CINEMATOGRAPHY - CLIP 19

Tristan Oliver on cinematography in Chicken Run

TO: The beginning of this clip is obviously an homage to the Great Escape. Steve McQueen with his baseball in the cooler etc. The reason I have picked this sequence is because it is a wonderful piece of animation realism. Everything you see is there, there’s no comping, there’s no postproduction on this at all, apart from the grading so you have this beautiful big receding perspective set. It is a beautiful, bright, sunny morning, and it is all about getting this look for animation that works and makes you forget that you are watching animation. Obviously the characters are completely bonkers looking but they are in this completely real environment and what you get here with this shot is suddenly these speaking chickens, which are about 12 inches high, in the presence of Mrs Tweedy are actually only 2 inches high so there is a massive scale cheat going on here as well. So the set is working in two different scales. In this shot are these tiny little chickens, these are only two inches high and Mrs Tweedy is about 14 inches high, you believe that these chickens are the little chickens. So you have got two different scales working here – some of the huts are 3 or 4 foot high some of the huts are only 10 or 11 inches high but the whole thing goes together as a seamless whole. Its also rather a nice piece of filmmaking in the way the shots have been selected, the way they’ are cut and how the camera moves is actually highly realistic and seams together into a rather nice sequence.

And then poor old Edwina is taken off for the chop at the end, so it is a very simple sequence, there are no tricks in it, there is no postproduction and yet you have got this rather lovely, touching scene as poor old Edwina is taken off for a bit of decapitation and you see that the light gets rather more moody and stronger as she goes to the death and as ginger climbs up on the roof the sky has got darker and more stormy. And the way this execution scene is built, just using the shadow and not the actual execution, is rather nice and you just hear the thud at the end. The audience are thinking Oh my goodness, Edwina’s at the chop! The sky by this time is very stormy and as she looks up a flight of geese fly overhead. So it is a wonderful piece of storytelling, very gentle but in this very believable huge environment, which is actually about 60 or 70 feet long. It is the last of the ‘do-it-all-in-camera’ days, these days because of money, we would tend to computerise more, but this was a great opportunity to do the in-camera editing. We tend to use this very highly keyed look at Aardman as well, very little fill light for night time sequences it is either dark or it is lit so you get a very good chiaroscuro, film noir-y feel to it, which is nice.

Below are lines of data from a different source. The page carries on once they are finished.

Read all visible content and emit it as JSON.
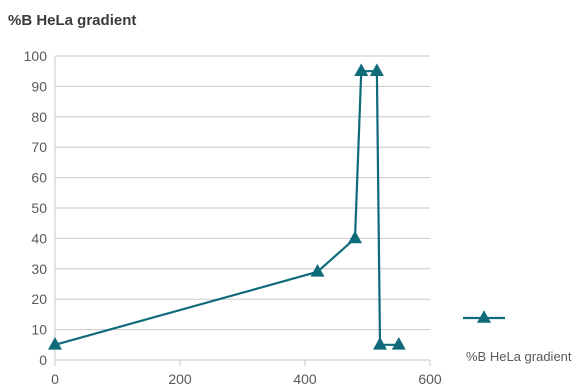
{
  "chart_data": {
    "type": "line",
    "title": "%B HeLa gradient",
    "xlabel": "",
    "ylabel": "",
    "xlim": [
      0,
      600
    ],
    "ylim": [
      0,
      100
    ],
    "x_ticks": [
      "0",
      "200",
      "400",
      "600"
    ],
    "y_ticks": [
      "0",
      "10",
      "20",
      "30",
      "40",
      "50",
      "60",
      "70",
      "80",
      "90",
      "100"
    ],
    "grid": true,
    "legend_position": "bottom-right",
    "series": [
      {
        "name": "%B HeLa gradient",
        "marker": "triangle",
        "color": "#0f6b7a",
        "x": [
          0,
          420,
          480,
          490,
          515,
          520,
          550
        ],
        "y": [
          5,
          29,
          40,
          95,
          95,
          5,
          5
        ]
      }
    ]
  }
}
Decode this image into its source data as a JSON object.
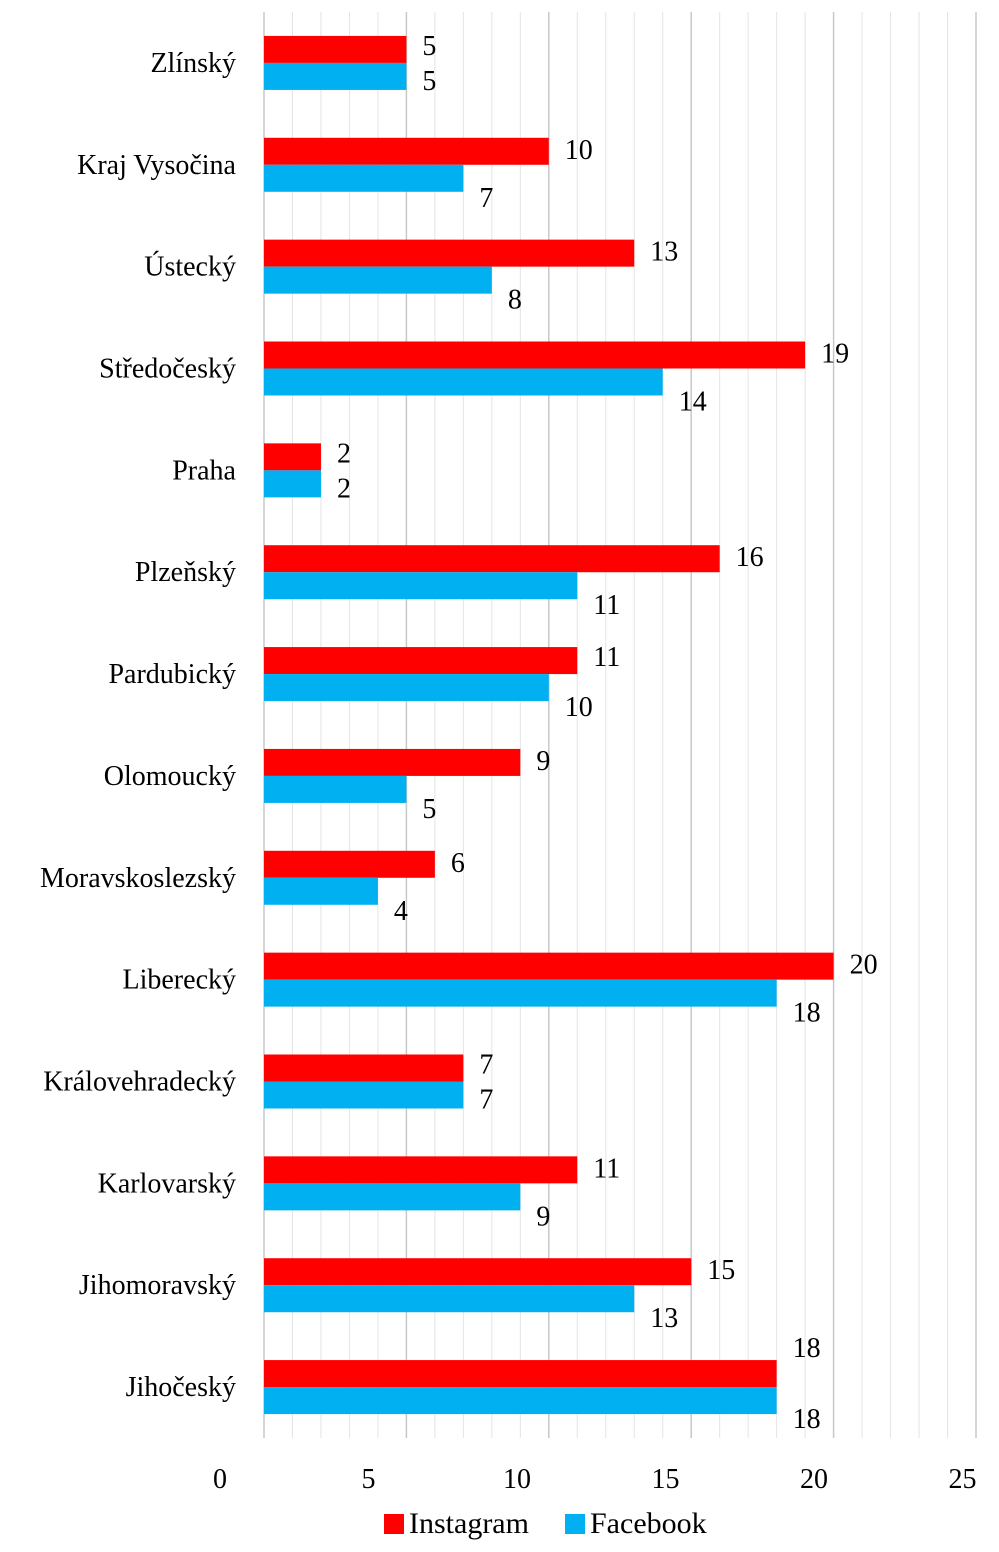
{
  "chart_data": {
    "type": "bar",
    "orientation": "horizontal",
    "categories": [
      "Zlínský",
      "Kraj Vysočina",
      "Ústecký",
      "Středočeský",
      "Praha",
      "Plzeňský",
      "Pardubický",
      "Olomoucký",
      "Moravskoslezský",
      "Liberecký",
      "Královehradecký",
      "Karlovarský",
      "Jihomoravský",
      "Jihočeský"
    ],
    "series": [
      {
        "name": "Instagram",
        "color": "#ff0000",
        "values": [
          5,
          10,
          13,
          19,
          2,
          16,
          11,
          9,
          6,
          20,
          7,
          11,
          15,
          18
        ]
      },
      {
        "name": "Facebook",
        "color": "#00b0f0",
        "values": [
          5,
          7,
          8,
          14,
          2,
          11,
          10,
          5,
          4,
          18,
          7,
          9,
          13,
          18
        ]
      }
    ],
    "xlim": [
      0,
      25
    ],
    "xticks": [
      0,
      5,
      10,
      15,
      20,
      25
    ],
    "title": "",
    "xlabel": "",
    "ylabel": "",
    "grid": "vertical",
    "legend_position": "bottom"
  }
}
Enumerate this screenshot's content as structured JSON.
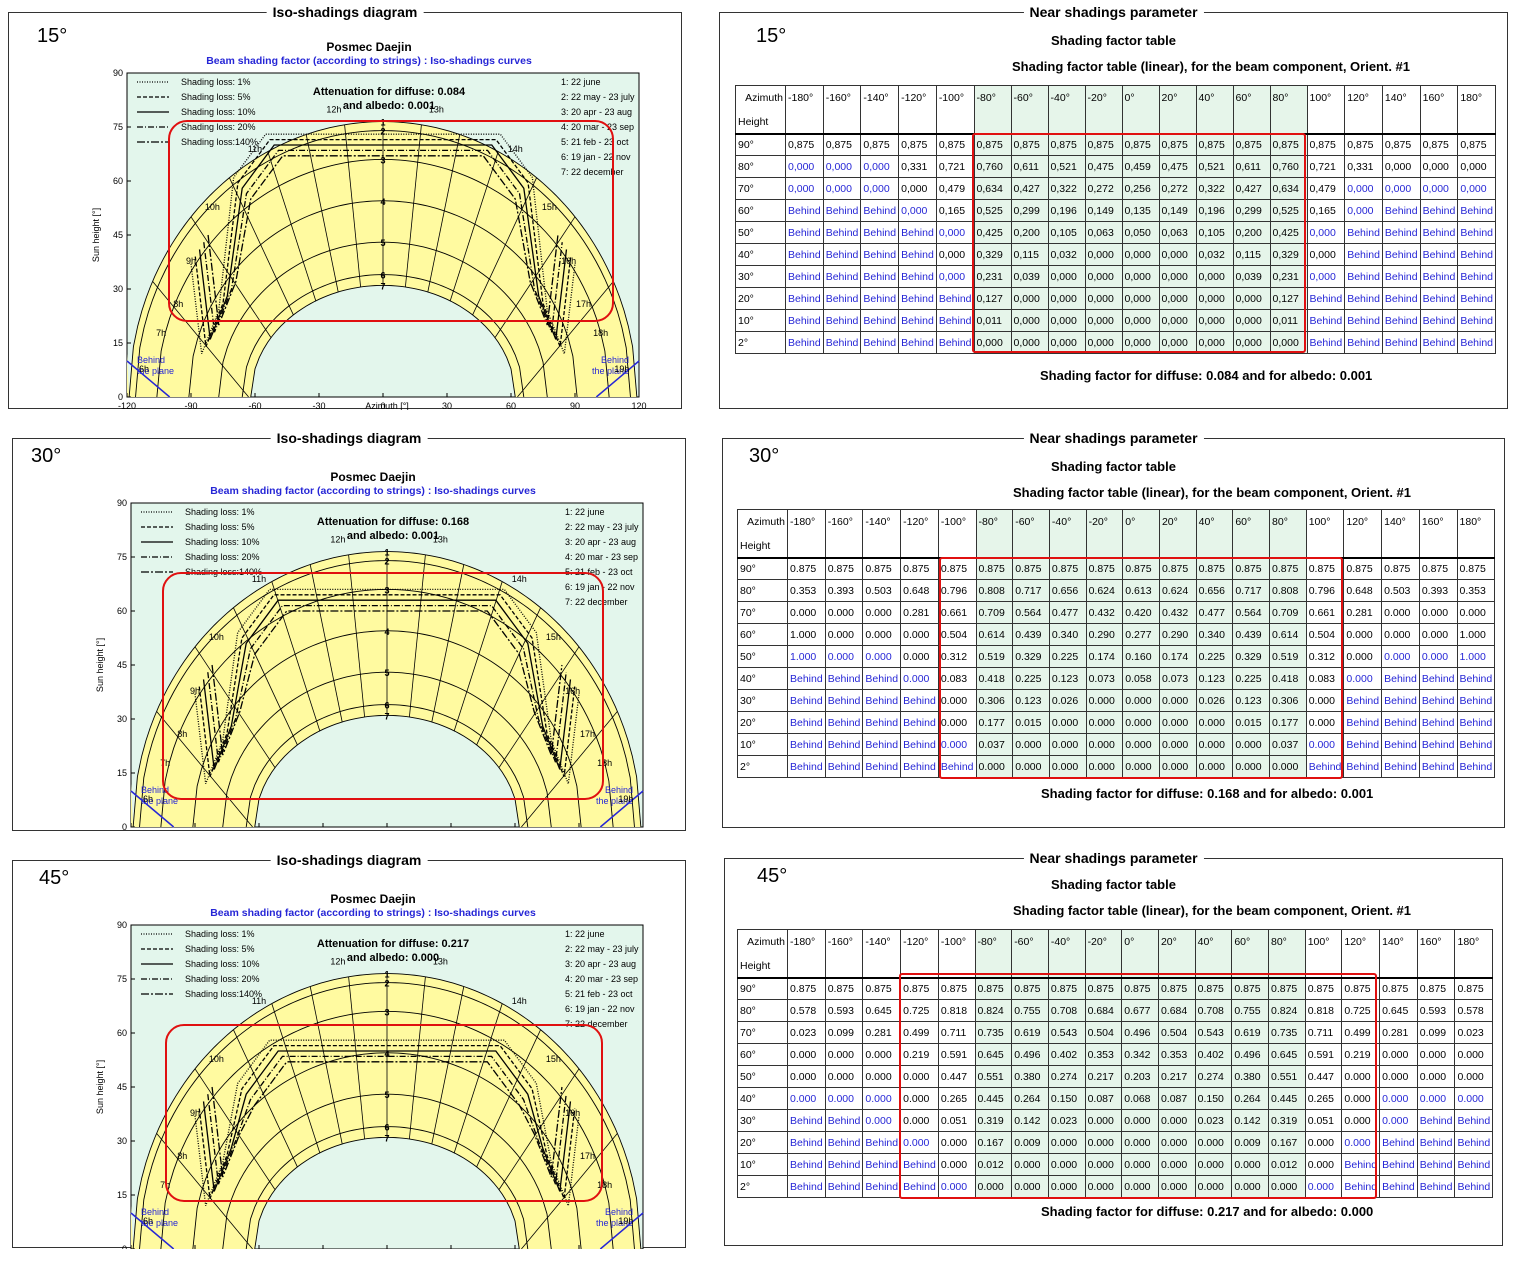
{
  "diagram_title": "Iso-shadings diagram",
  "table_title": "Near shadings parameter",
  "table_subtitle": "Shading factor table",
  "table_caption": "Shading factor table (linear), for the beam component, Orient. #1",
  "chart_title": "Posmec Daejin",
  "chart_subtitle": "Beam shading factor (according to strings) : Iso-shadings curves",
  "xlabel": "Azimuth [°]",
  "ylabel": "Sun height [°]",
  "behind_label": "Behind\nthe plane",
  "colors": {
    "curve_area": "#fffaa0",
    "plot_bg": "#e3f6ec",
    "red": "#e01010",
    "blue": "#2626d6",
    "band": "#e6f5ea"
  },
  "legend_loss": [
    "Shading loss: 1%",
    "Shading loss: 5%",
    "Shading loss: 10%",
    "Shading loss: 20%",
    "Shading loss:140%"
  ],
  "legend_dates": [
    "1: 22 june",
    "2: 22 may - 23 july",
    "3: 20 apr - 23 aug",
    "4: 20 mar - 23 sep",
    "5: 21 feb - 23 oct",
    "6: 19 jan - 22 nov",
    "7: 22 december"
  ],
  "hour_labels": [
    "6h",
    "7h",
    "8h",
    "9h",
    "10h",
    "11h",
    "12h",
    "13h",
    "14h",
    "15h",
    "16h",
    "17h",
    "18h",
    "19h"
  ],
  "x_ticks": [
    "-120",
    "-90",
    "-60",
    "-30",
    "0",
    "30",
    "60",
    "90",
    "120"
  ],
  "y_ticks": [
    "0",
    "15",
    "30",
    "45",
    "60",
    "75",
    "90"
  ],
  "azimuth_header": "Azimuth",
  "height_header": "Height",
  "azimuths": [
    "-180°",
    "-160°",
    "-140°",
    "-120°",
    "-100°",
    "-80°",
    "-60°",
    "-40°",
    "-20°",
    "0°",
    "20°",
    "40°",
    "60°",
    "80°",
    "100°",
    "120°",
    "140°",
    "160°",
    "180°"
  ],
  "heights": [
    "90°",
    "80°",
    "70°",
    "60°",
    "50°",
    "40°",
    "30°",
    "20°",
    "10°",
    "2°"
  ],
  "panels": [
    {
      "angle": "15°",
      "attenuation_line1": "Attenuation for diffuse: 0.084",
      "attenuation_line2": "and albedo: 0.001",
      "footer": "Shading factor for diffuse:  0.084  and for albedo:  0.001",
      "chart_data": {
        "type": "table",
        "rows": [
          [
            "0,875",
            "0,875",
            "0,875",
            "0,875",
            "0,875",
            "0,875",
            "0,875",
            "0,875",
            "0,875",
            "0,875",
            "0,875",
            "0,875",
            "0,875",
            "0,875",
            "0,875",
            "0,875",
            "0,875",
            "0,875",
            "0,875"
          ],
          [
            "0,000",
            "0,000",
            "0,000",
            "0,331",
            "0,721",
            "0,760",
            "0,611",
            "0,521",
            "0,475",
            "0,459",
            "0,475",
            "0,521",
            "0,611",
            "0,760",
            "0,721",
            "0,331",
            "0,000",
            "0,000",
            "0,000"
          ],
          [
            "0,000",
            "0,000",
            "0,000",
            "0,000",
            "0,479",
            "0,634",
            "0,427",
            "0,322",
            "0,272",
            "0,256",
            "0,272",
            "0,322",
            "0,427",
            "0,634",
            "0,479",
            "0,000",
            "0,000",
            "0,000",
            "0,000"
          ],
          [
            "Behind",
            "Behind",
            "Behind",
            "0,000",
            "0,165",
            "0,525",
            "0,299",
            "0,196",
            "0,149",
            "0,135",
            "0,149",
            "0,196",
            "0,299",
            "0,525",
            "0,165",
            "0,000",
            "Behind",
            "Behind",
            "Behind"
          ],
          [
            "Behind",
            "Behind",
            "Behind",
            "Behind",
            "0,000",
            "0,425",
            "0,200",
            "0,105",
            "0,063",
            "0,050",
            "0,063",
            "0,105",
            "0,200",
            "0,425",
            "0,000",
            "Behind",
            "Behind",
            "Behind",
            "Behind"
          ],
          [
            "Behind",
            "Behind",
            "Behind",
            "Behind",
            "0,000",
            "0,329",
            "0,115",
            "0,032",
            "0,000",
            "0,000",
            "0,000",
            "0,032",
            "0,115",
            "0,329",
            "0,000",
            "Behind",
            "Behind",
            "Behind",
            "Behind"
          ],
          [
            "Behind",
            "Behind",
            "Behind",
            "Behind",
            "0,000",
            "0,231",
            "0,039",
            "0,000",
            "0,000",
            "0,000",
            "0,000",
            "0,000",
            "0,039",
            "0,231",
            "0,000",
            "Behind",
            "Behind",
            "Behind",
            "Behind"
          ],
          [
            "Behind",
            "Behind",
            "Behind",
            "Behind",
            "Behind",
            "0,127",
            "0,000",
            "0,000",
            "0,000",
            "0,000",
            "0,000",
            "0,000",
            "0,000",
            "0,127",
            "Behind",
            "Behind",
            "Behind",
            "Behind",
            "Behind"
          ],
          [
            "Behind",
            "Behind",
            "Behind",
            "Behind",
            "Behind",
            "0,011",
            "0,000",
            "0,000",
            "0,000",
            "0,000",
            "0,000",
            "0,000",
            "0,000",
            "0,011",
            "Behind",
            "Behind",
            "Behind",
            "Behind",
            "Behind"
          ],
          [
            "Behind",
            "Behind",
            "Behind",
            "Behind",
            "Behind",
            "0,000",
            "0,000",
            "0,000",
            "0,000",
            "0,000",
            "0,000",
            "0,000",
            "0,000",
            "0,000",
            "Behind",
            "Behind",
            "Behind",
            "Behind",
            "Behind"
          ]
        ],
        "blue_cells": [
          [
            1,
            0
          ],
          [
            1,
            1
          ],
          [
            1,
            2
          ],
          [
            2,
            0
          ],
          [
            2,
            1
          ],
          [
            2,
            2
          ],
          [
            2,
            15
          ],
          [
            2,
            16
          ],
          [
            2,
            17
          ],
          [
            2,
            18
          ],
          [
            3,
            3
          ],
          [
            3,
            15
          ],
          [
            4,
            4
          ],
          [
            4,
            14
          ],
          [
            6,
            4
          ],
          [
            6,
            14
          ]
        ]
      }
    },
    {
      "angle": "30°",
      "attenuation_line1": "Attenuation for diffuse: 0.168",
      "attenuation_line2": "and albedo: 0.001",
      "footer": "Shading factor for diffuse:  0.168  and for albedo:  0.001",
      "chart_data": {
        "type": "table",
        "rows": [
          [
            "0.875",
            "0.875",
            "0.875",
            "0.875",
            "0.875",
            "0.875",
            "0.875",
            "0.875",
            "0.875",
            "0.875",
            "0.875",
            "0.875",
            "0.875",
            "0.875",
            "0.875",
            "0.875",
            "0.875",
            "0.875",
            "0.875"
          ],
          [
            "0.353",
            "0.393",
            "0.503",
            "0.648",
            "0.796",
            "0.808",
            "0.717",
            "0.656",
            "0.624",
            "0.613",
            "0.624",
            "0.656",
            "0.717",
            "0.808",
            "0.796",
            "0.648",
            "0.503",
            "0.393",
            "0.353"
          ],
          [
            "0.000",
            "0.000",
            "0.000",
            "0.281",
            "0.661",
            "0.709",
            "0.564",
            "0.477",
            "0.432",
            "0.420",
            "0.432",
            "0.477",
            "0.564",
            "0.709",
            "0.661",
            "0.281",
            "0.000",
            "0.000",
            "0.000"
          ],
          [
            "1.000",
            "0.000",
            "0.000",
            "0.000",
            "0.504",
            "0.614",
            "0.439",
            "0.340",
            "0.290",
            "0.277",
            "0.290",
            "0.340",
            "0.439",
            "0.614",
            "0.504",
            "0.000",
            "0.000",
            "0.000",
            "1.000"
          ],
          [
            "1.000",
            "0.000",
            "0.000",
            "0.000",
            "0.312",
            "0.519",
            "0.329",
            "0.225",
            "0.174",
            "0.160",
            "0.174",
            "0.225",
            "0.329",
            "0.519",
            "0.312",
            "0.000",
            "0.000",
            "0.000",
            "1.000"
          ],
          [
            "Behind",
            "Behind",
            "Behind",
            "0.000",
            "0.083",
            "0.418",
            "0.225",
            "0.123",
            "0.073",
            "0.058",
            "0.073",
            "0.123",
            "0.225",
            "0.418",
            "0.083",
            "0.000",
            "Behind",
            "Behind",
            "Behind"
          ],
          [
            "Behind",
            "Behind",
            "Behind",
            "Behind",
            "0.000",
            "0.306",
            "0.123",
            "0.026",
            "0.000",
            "0.000",
            "0.000",
            "0.026",
            "0.123",
            "0.306",
            "0.000",
            "Behind",
            "Behind",
            "Behind",
            "Behind"
          ],
          [
            "Behind",
            "Behind",
            "Behind",
            "Behind",
            "0.000",
            "0.177",
            "0.015",
            "0.000",
            "0.000",
            "0.000",
            "0.000",
            "0.000",
            "0.015",
            "0.177",
            "0.000",
            "Behind",
            "Behind",
            "Behind",
            "Behind"
          ],
          [
            "Behind",
            "Behind",
            "Behind",
            "Behind",
            "0.000",
            "0.037",
            "0.000",
            "0.000",
            "0.000",
            "0.000",
            "0.000",
            "0.000",
            "0.000",
            "0.037",
            "0.000",
            "Behind",
            "Behind",
            "Behind",
            "Behind"
          ],
          [
            "Behind",
            "Behind",
            "Behind",
            "Behind",
            "Behind",
            "0.000",
            "0.000",
            "0.000",
            "0.000",
            "0.000",
            "0.000",
            "0.000",
            "0.000",
            "0.000",
            "Behind",
            "Behind",
            "Behind",
            "Behind",
            "Behind"
          ]
        ],
        "blue_cells": [
          [
            4,
            0
          ],
          [
            4,
            1
          ],
          [
            4,
            2
          ],
          [
            4,
            16
          ],
          [
            4,
            17
          ],
          [
            4,
            18
          ],
          [
            5,
            3
          ],
          [
            5,
            15
          ],
          [
            8,
            4
          ],
          [
            8,
            14
          ]
        ]
      }
    },
    {
      "angle": "45°",
      "attenuation_line1": "Attenuation for diffuse: 0.217",
      "attenuation_line2": "and albedo: 0.000",
      "footer": "Shading factor for diffuse:  0.217  and for albedo:  0.000",
      "chart_data": {
        "type": "table",
        "rows": [
          [
            "0.875",
            "0.875",
            "0.875",
            "0.875",
            "0.875",
            "0.875",
            "0.875",
            "0.875",
            "0.875",
            "0.875",
            "0.875",
            "0.875",
            "0.875",
            "0.875",
            "0.875",
            "0.875",
            "0.875",
            "0.875",
            "0.875"
          ],
          [
            "0.578",
            "0.593",
            "0.645",
            "0.725",
            "0.818",
            "0.824",
            "0.755",
            "0.708",
            "0.684",
            "0.677",
            "0.684",
            "0.708",
            "0.755",
            "0.824",
            "0.818",
            "0.725",
            "0.645",
            "0.593",
            "0.578"
          ],
          [
            "0.023",
            "0.099",
            "0.281",
            "0.499",
            "0.711",
            "0.735",
            "0.619",
            "0.543",
            "0.504",
            "0.496",
            "0.504",
            "0.543",
            "0.619",
            "0.735",
            "0.711",
            "0.499",
            "0.281",
            "0.099",
            "0.023"
          ],
          [
            "0.000",
            "0.000",
            "0.000",
            "0.219",
            "0.591",
            "0.645",
            "0.496",
            "0.402",
            "0.353",
            "0.342",
            "0.353",
            "0.402",
            "0.496",
            "0.645",
            "0.591",
            "0.219",
            "0.000",
            "0.000",
            "0.000"
          ],
          [
            "0.000",
            "0.000",
            "0.000",
            "0.000",
            "0.447",
            "0.551",
            "0.380",
            "0.274",
            "0.217",
            "0.203",
            "0.217",
            "0.274",
            "0.380",
            "0.551",
            "0.447",
            "0.000",
            "0.000",
            "0.000",
            "0.000"
          ],
          [
            "0.000",
            "0.000",
            "0.000",
            "0.000",
            "0.265",
            "0.445",
            "0.264",
            "0.150",
            "0.087",
            "0.068",
            "0.087",
            "0.150",
            "0.264",
            "0.445",
            "0.265",
            "0.000",
            "0.000",
            "0.000",
            "0.000"
          ],
          [
            "Behind",
            "Behind",
            "0.000",
            "0.000",
            "0.051",
            "0.319",
            "0.142",
            "0.023",
            "0.000",
            "0.000",
            "0.000",
            "0.023",
            "0.142",
            "0.319",
            "0.051",
            "0.000",
            "0.000",
            "Behind",
            "Behind"
          ],
          [
            "Behind",
            "Behind",
            "Behind",
            "0.000",
            "0.000",
            "0.167",
            "0.009",
            "0.000",
            "0.000",
            "0.000",
            "0.000",
            "0.000",
            "0.009",
            "0.167",
            "0.000",
            "0.000",
            "Behind",
            "Behind",
            "Behind"
          ],
          [
            "Behind",
            "Behind",
            "Behind",
            "Behind",
            "0.000",
            "0.012",
            "0.000",
            "0.000",
            "0.000",
            "0.000",
            "0.000",
            "0.000",
            "0.000",
            "0.012",
            "0.000",
            "Behind",
            "Behind",
            "Behind",
            "Behind"
          ],
          [
            "Behind",
            "Behind",
            "Behind",
            "Behind",
            "0.000",
            "0.000",
            "0.000",
            "0.000",
            "0.000",
            "0.000",
            "0.000",
            "0.000",
            "0.000",
            "0.000",
            "0.000",
            "Behind",
            "Behind",
            "Behind",
            "Behind"
          ]
        ],
        "blue_cells": [
          [
            5,
            0
          ],
          [
            5,
            1
          ],
          [
            5,
            2
          ],
          [
            5,
            16
          ],
          [
            5,
            17
          ],
          [
            5,
            18
          ],
          [
            6,
            2
          ],
          [
            6,
            16
          ],
          [
            7,
            3
          ],
          [
            7,
            15
          ],
          [
            9,
            4
          ],
          [
            9,
            14
          ]
        ]
      }
    }
  ]
}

In an environment that big it’s very hard to do what it is very easy to do in the real world. On a set that size, to make sure everyone has only got one shadow is very hard to do because of course there is only one sun and a big problem with lighting model sets is you cannot always get the throw on your key light to give you one shadow and if you watch animation you’ll see that people have 2, sometimes 3 shadows, what I call football pitch lighting. So it is very difficult to maintain that single shadow look, but that single shadow look is the key to making it look like real exterior. Similarly it’s marvellous to use, as we

have used here, a proper canvas backdrop rather than shooting against a Chroma Key Colour and then posting it in, because what a proper canvas backdrop gives you is a realistic backfill in terms of the set, so if you light that sky, it does 90% of your fill for you and it does it in a realistic way because it is an enormous flat wrapped surface as the atmosphere is, so that really helps the naturalistic feel of the shot

The genesis of that sequence was that it was deemed to be far too scary and originally you saw Mrs Tweedy with the axe, you saw the character and then we thought, well no, that is a bit scary, we’ll just do the shadow. And you actually saw the axe land whereas actually as it now sits, you only hear the axe land and you see the chickens gasp, which actually is as scary, in being removed from seeing the actual thing. It is a way of showing it but not showing it; it is like a scream off stage, if you like.